Les Voisins de mes voisins sont mes voisins, réalisé par Anne-Laure Daffis et Léo Marchand, est un projet en développement qui a attiré mon attention par son côté expérimental et par son humour décalé, présent dès le teaser montrée au public du Cartoon Movie.

Un ogre casse ses dents la veille de la Saint-Festin, la grande fête des ogres. Un magicien rate son tour de la femme coupée en deux en perdant les jambes de son assistante. Monsieur Trouducou, randonneur suréquipé, reste coincé plusieurs jours dans l’ascenseur accompagné de son chien Picasso. Un vieux monsieur tombe amoureux d’une paire de jambes en fuite. Une maman confie ses enfants au voisin le soir de la Saint-Festin…
Dans un immeuble, les destins entremêlés de dix vrais voisins ou voisins de voisins aux prises avec les drames, les plaisirs, les surprises et les hasards de la vie quotidienne.

Lardux Films est une société de production aux créations aussi diverses que variées dont certaines au service de messages sociétaux importants.
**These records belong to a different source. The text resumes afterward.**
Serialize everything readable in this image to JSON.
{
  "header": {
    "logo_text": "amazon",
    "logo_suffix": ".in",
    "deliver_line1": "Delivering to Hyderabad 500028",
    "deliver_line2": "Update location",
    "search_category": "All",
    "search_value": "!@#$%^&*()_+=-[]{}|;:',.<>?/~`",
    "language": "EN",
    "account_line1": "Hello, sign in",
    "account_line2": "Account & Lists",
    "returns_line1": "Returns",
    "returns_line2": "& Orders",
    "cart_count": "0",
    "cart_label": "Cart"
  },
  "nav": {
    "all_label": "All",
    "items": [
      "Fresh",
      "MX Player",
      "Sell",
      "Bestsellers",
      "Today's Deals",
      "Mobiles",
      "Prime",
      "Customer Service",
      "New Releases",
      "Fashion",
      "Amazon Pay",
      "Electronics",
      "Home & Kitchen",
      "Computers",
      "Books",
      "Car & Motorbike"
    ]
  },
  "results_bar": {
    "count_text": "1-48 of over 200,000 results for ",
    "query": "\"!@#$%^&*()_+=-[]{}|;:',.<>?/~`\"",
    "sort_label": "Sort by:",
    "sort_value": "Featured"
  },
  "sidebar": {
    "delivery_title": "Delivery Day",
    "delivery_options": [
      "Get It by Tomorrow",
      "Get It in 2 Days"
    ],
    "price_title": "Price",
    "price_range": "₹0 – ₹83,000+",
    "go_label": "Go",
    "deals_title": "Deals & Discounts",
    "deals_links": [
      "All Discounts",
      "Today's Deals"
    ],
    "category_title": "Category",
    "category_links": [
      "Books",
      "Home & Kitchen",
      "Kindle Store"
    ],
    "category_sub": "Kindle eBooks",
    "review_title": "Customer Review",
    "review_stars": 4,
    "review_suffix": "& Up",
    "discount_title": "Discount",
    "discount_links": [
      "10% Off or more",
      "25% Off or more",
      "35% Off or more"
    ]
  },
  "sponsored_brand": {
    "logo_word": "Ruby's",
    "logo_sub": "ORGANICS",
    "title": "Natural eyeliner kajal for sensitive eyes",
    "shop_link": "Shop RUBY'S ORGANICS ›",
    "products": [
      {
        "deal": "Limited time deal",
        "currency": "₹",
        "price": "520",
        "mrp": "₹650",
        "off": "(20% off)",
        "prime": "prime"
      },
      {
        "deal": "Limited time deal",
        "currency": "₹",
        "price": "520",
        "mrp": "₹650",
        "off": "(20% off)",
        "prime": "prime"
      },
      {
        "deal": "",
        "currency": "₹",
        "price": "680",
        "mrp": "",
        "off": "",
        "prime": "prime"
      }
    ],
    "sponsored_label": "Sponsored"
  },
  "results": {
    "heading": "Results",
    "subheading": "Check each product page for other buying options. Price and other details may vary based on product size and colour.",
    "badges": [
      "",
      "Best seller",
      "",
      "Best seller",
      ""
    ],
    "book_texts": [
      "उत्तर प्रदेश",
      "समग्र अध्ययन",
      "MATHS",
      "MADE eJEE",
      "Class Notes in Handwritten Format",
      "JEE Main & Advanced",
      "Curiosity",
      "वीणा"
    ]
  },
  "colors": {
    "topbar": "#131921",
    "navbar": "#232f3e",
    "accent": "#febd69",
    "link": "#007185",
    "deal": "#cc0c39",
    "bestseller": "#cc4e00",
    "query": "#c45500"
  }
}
On peut découvrir le documentaire Je vous écris du Havre où il est question de reconstruction historique et de modernité architecturale, En Friche où la question de l’exploitation coloniale en France est creusée par Françoise Poulin Jacob et même La voie de l’encre, documentaire de Pamela Valente et Pascal Bagot sur le tatouage japonais.

Sur l’animation, on retrouve la touche Lardux sur le carnassier La Chair de Louise Lemoine Torrès et William Henne et la série en stop motion La survie de l’espèce (40 x 3 minutes) de Julien Vray et Guillaume Gravier où des actions figures s’amusent. Le binôme Anne-Laure Daffis et Léo Marchand s’est illustré avec le film Fatigués d’être beaux et le court-métrage animé On a beau être bête, on a faim quand même, qui donnera par la suite naissance à d’autres courts : La Saint Festin, Les cowboys n’ont pas peur de mourir… La piste de décollage se révèle donc idéale pour aller vers ce projet de long-métrage.

Le producteur Christian Pfohl a rappelé que ce projet est en gestation à Lardux Films depuis une dizaine d’années et est une sorte de condensé des précédents courts-métrages d’Anne-Laure Daffis et de Léo Marchand. En effet, il ne s’agit pas d’une anthologie classique mais d’histoires avec des personnages qui évoluent dans le même univers.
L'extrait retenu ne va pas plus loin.